The agreement settles a lawsuit filed against the district by the American Civil Liberties Union on behalf of Tina Weber, a mother whose children attend school in the district. But district spokesman Chris Williams said the settlement applies primarily to the book in question, and the district's policy of reviewing library books for offensive content remains in place.
The lawsuit was filed after the district removed "In Our Mothers' House" by Patricia Polacco from four school library shelves to be placed behind counters as the result of a petition by a group of parents. Students were still able to check out and access the book, but only with parental permission.

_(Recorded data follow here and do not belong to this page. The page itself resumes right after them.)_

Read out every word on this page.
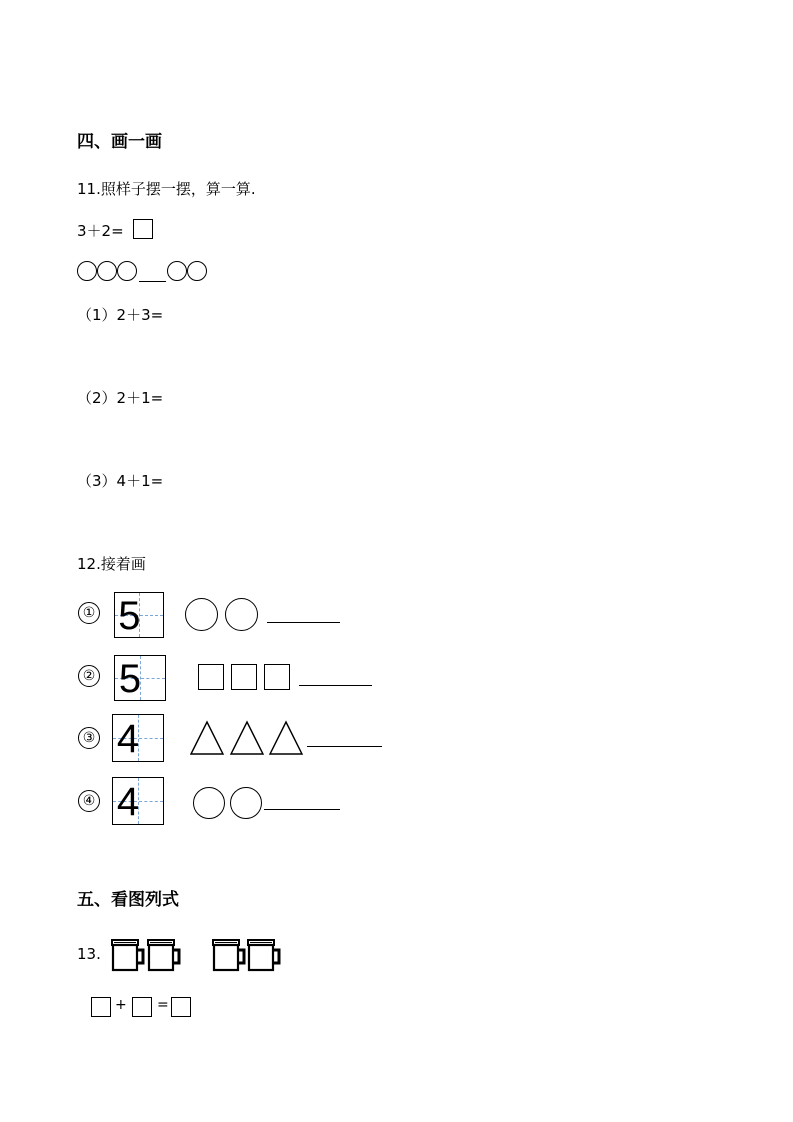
四、画一画
11.照样子摆一摆，算一算.
3＋2=
（1）2＋3=
（2）2＋1=
（3）4＋1=
12.接着画
① 5
② 5
③ 4
④ 4
五、看图列式
13.
+ =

Earlier this month, Assistant Superintendent Pamela Park instructed librarians to return the book to library shelves. Park said the existing library computer system, which allows parents to block their children from accessing certain books, is sufficient to address what individual parents find objectionable.
The lawsuit also took issue with the district's argument that "In Our Mothers' House" violated the state's sex education law, which prohibits schools from using educational materials that endorse or advocate for homosexuality.
According to the ACLU of Utah, the district has agreed that library books do not fall under the sex education statute and furthermore that a depiction of a family with same-sex parents does not constitute advocacy of homosexuality.
In the terms of the settlement, provided to the Deseret News by Davis School District, the district agrees to not rely on the current wording of the sex education statute as a basis to remove or restrict access to school library books.
“We're glad that the school (district) agrees that they can't remove a book from the shelves just because some people don't agree with its content,” said John Mejia, legal director of the ACLU of Utah. “Children shouldn't be discouraged from learning about different families or cultures by keeping books behind a counter as if there was something wrong with them.”
Williams said books deemed objectionable will still be subject to review under district policy. The settlement also states that it does not represent an admission of liability, but rather is a "compromise of disputed claims."